Loss on ignition (%) = 100 × [[(m1) − (m2)] / [(m1) − (m0)]]

(2) Yield rate (%) (Evaluation of yield when spraying binder)
The yield rate is calculated from the following formula.

Yield rate (%) = (W2 / W1) x 100

However, W1: Binder weight spread to the inorganic fiber laminate
W2: Weight of binder attached to inorganic fiber laminate In the case of GM, W2 is obtained from the following calculation formula.
W2 = GM weight × ignition loss / 100
For NW,
W2 is calculated | required from the weight difference of the laminated body before and behind binder distribution.
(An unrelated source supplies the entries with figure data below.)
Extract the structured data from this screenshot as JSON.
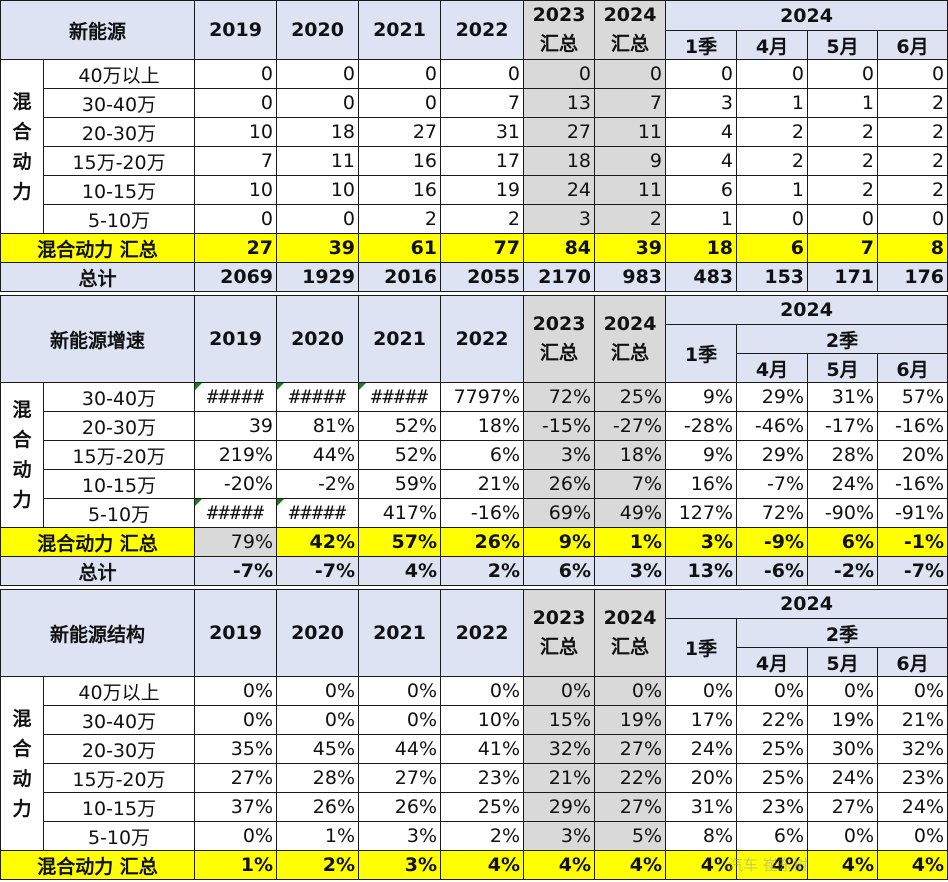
{
  "years": [
    "2019",
    "2020",
    "2021",
    "2022"
  ],
  "sum_cols": [
    [
      "2023",
      "汇总"
    ],
    [
      "2024",
      "汇总"
    ]
  ],
  "y2024": "2024",
  "months": [
    "1季",
    "4月",
    "5月",
    "6月"
  ],
  "q2": "2季",
  "side_label": [
    "混",
    "合",
    "动",
    "力"
  ],
  "table1": {
    "title": "新能源",
    "rows": [
      {
        "label": "40万以上",
        "values": [
          "0",
          "0",
          "0",
          "0",
          "0",
          "0",
          "0",
          "0",
          "0",
          "0"
        ]
      },
      {
        "label": "30-40万",
        "values": [
          "0",
          "0",
          "0",
          "7",
          "13",
          "7",
          "3",
          "1",
          "1",
          "2"
        ]
      },
      {
        "label": "20-30万",
        "values": [
          "10",
          "18",
          "27",
          "31",
          "27",
          "11",
          "4",
          "2",
          "2",
          "2"
        ]
      },
      {
        "label": "15万-20万",
        "values": [
          "7",
          "11",
          "16",
          "17",
          "18",
          "9",
          "4",
          "2",
          "2",
          "2"
        ]
      },
      {
        "label": "10-15万",
        "values": [
          "10",
          "10",
          "16",
          "19",
          "24",
          "11",
          "6",
          "1",
          "2",
          "2"
        ]
      },
      {
        "label": "5-10万",
        "values": [
          "0",
          "0",
          "2",
          "2",
          "3",
          "2",
          "1",
          "0",
          "0",
          "0"
        ]
      }
    ],
    "subtotal": {
      "label": "混合动力 汇总",
      "values": [
        "27",
        "39",
        "61",
        "77",
        "84",
        "39",
        "18",
        "6",
        "7",
        "8"
      ]
    },
    "total": {
      "label": "总计",
      "values": [
        "2069",
        "1929",
        "2016",
        "2055",
        "2170",
        "983",
        "483",
        "153",
        "171",
        "176"
      ]
    }
  },
  "table2": {
    "title": "新能源增速",
    "rows": [
      {
        "label": "30-40万",
        "values": [
          "#####",
          "#####",
          "#####",
          "7797%",
          "72%",
          "25%",
          "9%",
          "29%",
          "31%",
          "57%"
        ]
      },
      {
        "label": "20-30万",
        "values": [
          "39",
          "81%",
          "52%",
          "18%",
          "-15%",
          "-27%",
          "-28%",
          "-46%",
          "-17%",
          "-16%"
        ]
      },
      {
        "label": "15万-20万",
        "values": [
          "219%",
          "44%",
          "52%",
          "6%",
          "3%",
          "18%",
          "9%",
          "29%",
          "28%",
          "20%"
        ]
      },
      {
        "label": "10-15万",
        "values": [
          "-20%",
          "-2%",
          "59%",
          "21%",
          "26%",
          "7%",
          "16%",
          "-7%",
          "24%",
          "-16%"
        ]
      },
      {
        "label": "5-10万",
        "values": [
          "#####",
          "#####",
          "417%",
          "-16%",
          "69%",
          "49%",
          "127%",
          "72%",
          "-90%",
          "-91%"
        ]
      }
    ],
    "subtotal": {
      "label": "混合动力 汇总",
      "values": [
        "79%",
        "42%",
        "57%",
        "26%",
        "9%",
        "1%",
        "3%",
        "-9%",
        "6%",
        "-1%"
      ]
    },
    "total": {
      "label": "总计",
      "values": [
        "-7%",
        "-7%",
        "4%",
        "2%",
        "6%",
        "3%",
        "13%",
        "-6%",
        "-2%",
        "-7%"
      ]
    }
  },
  "table3": {
    "title": "新能源结构",
    "rows": [
      {
        "label": "40万以上",
        "values": [
          "0%",
          "0%",
          "0%",
          "0%",
          "0%",
          "0%",
          "0%",
          "0%",
          "0%",
          "0%"
        ]
      },
      {
        "label": "30-40万",
        "values": [
          "0%",
          "0%",
          "0%",
          "10%",
          "15%",
          "19%",
          "17%",
          "22%",
          "19%",
          "21%"
        ]
      },
      {
        "label": "20-30万",
        "values": [
          "35%",
          "45%",
          "44%",
          "41%",
          "32%",
          "27%",
          "24%",
          "25%",
          "30%",
          "32%"
        ]
      },
      {
        "label": "15万-20万",
        "values": [
          "27%",
          "28%",
          "27%",
          "23%",
          "21%",
          "22%",
          "20%",
          "25%",
          "24%",
          "23%"
        ]
      },
      {
        "label": "10-15万",
        "values": [
          "37%",
          "26%",
          "26%",
          "25%",
          "29%",
          "27%",
          "31%",
          "23%",
          "27%",
          "24%"
        ]
      },
      {
        "label": "5-10万",
        "values": [
          "0%",
          "1%",
          "3%",
          "2%",
          "3%",
          "5%",
          "8%",
          "6%",
          "0%",
          "0%"
        ]
      }
    ],
    "subtotal": {
      "label": "混合动力 汇总",
      "values": [
        "1%",
        "2%",
        "3%",
        "4%",
        "4%",
        "4%",
        "4%",
        "4%",
        "4%",
        "4%"
      ]
    }
  },
  "watermark": "汽车 崔东树"
}
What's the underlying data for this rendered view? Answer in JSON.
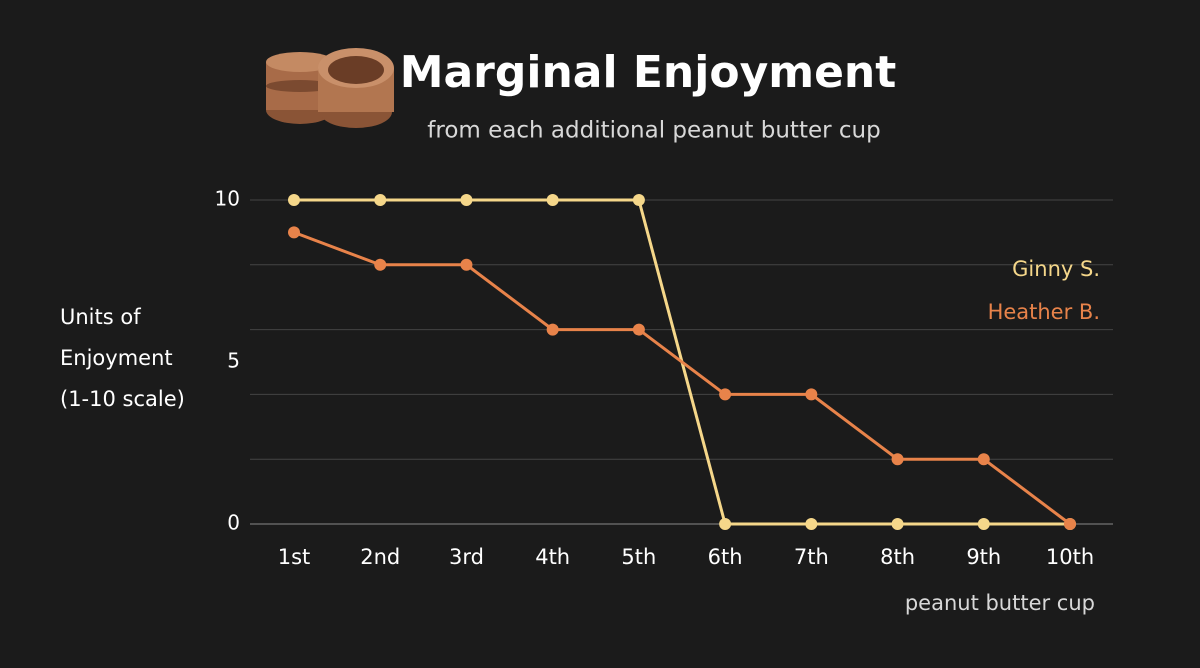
{
  "chart_data": {
    "type": "line",
    "title": "Marginal Enjoyment",
    "subtitle": "from each additional peanut butter cup",
    "ylabel_lines": [
      "Units of",
      "Enjoyment",
      "(1-10 scale)"
    ],
    "xlabel": "peanut butter cup",
    "categories": [
      "1st",
      "2nd",
      "3rd",
      "4th",
      "5th",
      "6th",
      "7th",
      "8th",
      "9th",
      "10th"
    ],
    "series": [
      {
        "name": "Ginny S.",
        "color": "#f5d78a",
        "values": [
          10,
          10,
          10,
          10,
          10,
          0,
          0,
          0,
          0,
          0
        ]
      },
      {
        "name": "Heather B.",
        "color": "#e8834a",
        "values": [
          9,
          8,
          8,
          6,
          6,
          4,
          4,
          2,
          2,
          0
        ]
      }
    ],
    "ylim": [
      0,
      10
    ],
    "yticks": [
      0,
      5,
      10
    ],
    "grid_lines": [
      0,
      2,
      4,
      6,
      8,
      10
    ],
    "legend": "right"
  }
}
(3) Tensile strength (N) of inorganic fiber nonwoven fabric (evaluation of mechanical strength)
From each GM, 10 test pieces of vertical x horizontal 150 mm x 50 mm are cut out one by one, and the tensile strength is measured in accordance with “7.4 tensile strength” of JIS R3420 “Glass fiber general test method”. The average value of 10 pieces was obtained.
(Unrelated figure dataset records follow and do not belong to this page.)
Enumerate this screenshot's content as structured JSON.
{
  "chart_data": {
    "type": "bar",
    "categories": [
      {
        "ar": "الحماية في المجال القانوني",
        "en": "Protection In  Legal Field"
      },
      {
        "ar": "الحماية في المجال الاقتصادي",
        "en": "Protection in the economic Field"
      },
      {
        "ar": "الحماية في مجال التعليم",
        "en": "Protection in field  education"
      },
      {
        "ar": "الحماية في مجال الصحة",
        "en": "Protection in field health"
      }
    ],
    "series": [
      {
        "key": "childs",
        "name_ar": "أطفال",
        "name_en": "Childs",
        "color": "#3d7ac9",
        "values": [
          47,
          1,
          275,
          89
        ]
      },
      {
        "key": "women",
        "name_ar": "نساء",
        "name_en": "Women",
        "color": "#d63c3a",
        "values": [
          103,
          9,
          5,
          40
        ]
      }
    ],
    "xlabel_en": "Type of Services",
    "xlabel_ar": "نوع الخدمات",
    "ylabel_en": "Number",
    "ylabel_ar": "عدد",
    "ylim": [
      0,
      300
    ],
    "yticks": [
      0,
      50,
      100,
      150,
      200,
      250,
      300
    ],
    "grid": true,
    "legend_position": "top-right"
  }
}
(4) Difference between maximum and minimum tensile strength of inorganic fiber nonwoven fabric (Evaluation of mechanical strength uniformity)
The difference between the maximum value and the minimum value of the tensile strength of 10 test pieces was determined and evaluated according to the following criteria.
<Evaluation criteria>
○: 30N or less △: More than 30N or less than 45N ×: More than 45N

  From the results of Table 1, the inorganic fiber nonwoven fabric obtained using the binder of the present invention has a better yield rate when spraying the binder than the inorganic fiber nonwoven fabric obtained using the comparative binder. It can be seen that the binder can impart uniform mechanical strength to the inorganic fiber nonwoven fabric.
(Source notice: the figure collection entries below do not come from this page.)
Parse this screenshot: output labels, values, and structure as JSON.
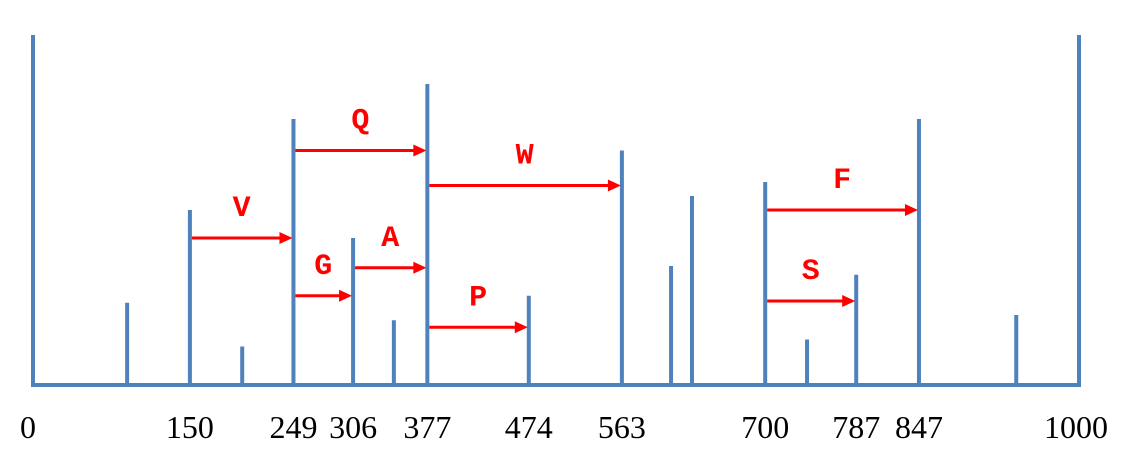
{
  "chart_data": {
    "type": "bar",
    "xlim": [
      0,
      1000
    ],
    "ticks": [
      "0",
      "150",
      "249",
      "306",
      "377",
      "474",
      "563",
      "700",
      "787",
      "847",
      "1000"
    ],
    "tick_values": [
      0,
      150,
      249,
      306,
      377,
      474,
      563,
      700,
      787,
      847,
      1000
    ],
    "peaks": [
      {
        "x": 0,
        "intensity": 100
      },
      {
        "x": 90,
        "intensity": 23.5
      },
      {
        "x": 150,
        "intensity": 50
      },
      {
        "x": 200,
        "intensity": 11
      },
      {
        "x": 249,
        "intensity": 76
      },
      {
        "x": 306,
        "intensity": 42
      },
      {
        "x": 345,
        "intensity": 18.5
      },
      {
        "x": 377,
        "intensity": 86
      },
      {
        "x": 474,
        "intensity": 25.5
      },
      {
        "x": 563,
        "intensity": 67
      },
      {
        "x": 610,
        "intensity": 34
      },
      {
        "x": 630,
        "intensity": 54
      },
      {
        "x": 700,
        "intensity": 58
      },
      {
        "x": 740,
        "intensity": 13
      },
      {
        "x": 787,
        "intensity": 31.5
      },
      {
        "x": 847,
        "intensity": 76
      },
      {
        "x": 940,
        "intensity": 20
      },
      {
        "x": 1000,
        "intensity": 100
      }
    ],
    "transitions": [
      {
        "label": "V",
        "from": 150,
        "to": 249,
        "level": 42
      },
      {
        "label": "G",
        "from": 249,
        "to": 306,
        "level": 25.5
      },
      {
        "label": "A",
        "from": 306,
        "to": 377,
        "level": 33.5
      },
      {
        "label": "Q",
        "from": 249,
        "to": 377,
        "level": 67
      },
      {
        "label": "P",
        "from": 377,
        "to": 474,
        "level": 16.5
      },
      {
        "label": "W",
        "from": 377,
        "to": 563,
        "level": 57
      },
      {
        "label": "F",
        "from": 700,
        "to": 847,
        "level": 50
      },
      {
        "label": "S",
        "from": 700,
        "to": 787,
        "level": 24
      }
    ],
    "colors": {
      "peaks": "#4F81BD",
      "arrows": "#FF0000",
      "ticks": "#000000"
    }
  }
}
  The inorganic fiber nonwoven fabric obtained by bonding the inorganic fiber laminate with the binder of the present invention is used as a reinforcing material for an inorganic fiber reinforced plastic molded article, and the molded article is an automobile member (molded ceiling material, etc.), a small size. Since it is applied to a wide range of fields such as hulls of ships (canoe, boat, yacht, motor boat, etc.), housing members (building materials, bathtubs, septic tanks, etc.), windmill blades, etc., it is extremely useful.

Claims (10)

  Binder for inorganic fiber nonwoven fabric (X) comprising resin particles (A) having at least a part of the particle surface coated with hydrophilic fine particles (B) and having a number average primary particle diameter of (B) of 1 to 20 nm (X ).   The binder according to claim 1, wherein the resin constituting (A) is at least one selected from the group consisting of a polyester resin, a polyurethane resin, a polyamide resin, and a polyvinyl acetate resin.   The binder according to claim 1 or 2, wherein the proportion of (B) based on the weight of (A) is 0.01 to 5% by weight. The binder according to any one of claims 1 to 3, wherein the resin particles (A) coated with the hydrophilic fine particles (B) have a specific surface area of 0.3 to 5.0 m ² / g.   The binder according to any one of claims 1 to 4, wherein (B) is an oxide containing at least one atom selected from the group consisting of silicon, aluminum, iron, titanium, magnesium and zirconium.   The binder according to any one of claims 1 to 5, wherein the inorganic fiber is at least one selected from the group consisting of mineral fibers and carbon fibers.   An inorganic fiber nonwoven fabric obtained by bonding an inorganic fiber laminate using the binder according to claim 1.   An inorganic fiber reinforced plastic molded product obtained by molding the nonwoven fabric according to claim 7 as a reinforcing material.   The molded article according to claim 8, wherein the plastic molded article is for automobile molded ceiling materials, small ship hulls, building materials, bathtubs, septic tanks or windmill blades.   In a method of spraying a binder on an inorganic fiber laminate, heating and melting, and press-molding the laminate to produce a nonwoven fabric, the binder (X) according to any one of claims 1 to 6 is used. A method for producing an inorganic fiber nonwoven fabric.